Not all of our endoscopists use simethicone in their cases, not all of those who do use it in every case, and all of them have varying case volumes. So we'd rely on the procedure room staff to let us know when the compound had been used, and a cleaning room tech would tag the scope to make sure it got checked. We have 3 techs working in the cleaning room, so it wasn't difficult to maintain a uniform process.

The simethicone scopes would be manually cleaned, like every other scope, before we'd run the channel check test. A proper channel check involves using a syringe to inject 10ml of sterile, de-ionized water through the channel, followed by a flushing of air. The water is then collected in a clean plastic bag secured at the distal tip. Finally, a specially manufactured test strip is dipped in the water. The test strips are designed to identify the presence of 3 residual organic soils that often remain in the lumens of surgical instruments after use: protein, hemoglobin and carbohydrates. (According to their manufacturer, the strips can help you determine how well you clean your instruments, "but are not a substitute for vigilance in observation of the state of surgical instruments.") In about 90 seconds, they deliver their results.

After each channel check test, our techs would record the date, the pass-or-fail results, the scope number, doctor's name, the procedure it was used in and their initials in a logbook. The scope would then be cycled through the automated endoscope reprocessor. In the event of a failed test, we were prepared to run the scope through the AER, then send it back to the manufacturer for thorough cleaning and repair. If the failures mounted, we'd present the data at a physicians' meeting and halt the use of simethicone in scopes.

TIMELY TURNARONDS
4 Ways AERs Improve Scope Care

Automatic endoscope reprocessors get instruments back to procedure rooms sooner and safer, according to Jim Collins, BS, RN, CNOR, practice manager for the department of gastroenterology and hepatology at the Cleveland Clinic in Cleveland, Ohio. Here are a few of his reasons why.
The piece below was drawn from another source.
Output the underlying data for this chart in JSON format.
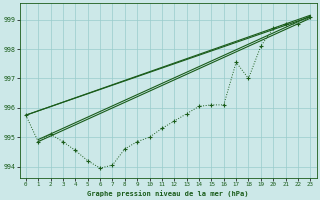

1. Oxidative agents. Peracetic acid is a more expensive option than simple aldehydes, but also more effective as a germicidal solution. In general, oxidative chemistries offer a better kill and less exposure time than aldehol-based solutions.

2. Single-cycle disinfectant capabilities. This is a big key in the future of automated endoscope reprocessing, and the direction it's moving toward to ensure infectious material doesn't accumulate in reusable disinfectants.

3. Fast reprocessing times. Automated leak testing, pre-wash cycles (after proper manual cleaning of the scope), alcohol flushes for improved drying and the capability to reprocess 2 scopes at a time in a single basin (depending on the size of the endoscopes) or 2 scopes independently in separate basins can get scopes turned around faster.

4. Advanced recordkeeping. The ability to link each reprocessing cycle to an individual tech and specific endoscope to ensure reprocessing parameters have been met is hugely valuable information in the event of a cross-contamination investigation.

— Daniel Cook

Analyzing the results
We tested every flexible endoscope that saw simethicone for a year, from February 2012 through January 2013. Eleven of our physicians had used the compound in 140 scopes. One doc used it in 44 scopes during the study, another in only 1. Out of 140 scopes tested, none failed the channel-check test after the initial cleaning phase.

So it was that much more satisfying when I was able to report to the quality assurance and process improvement committee in February that the data showed overwhelmingly positive results and that no corrective action was necessary. Not to mention that my supreme confidence in our reprocessing staff's abilities was confirmed.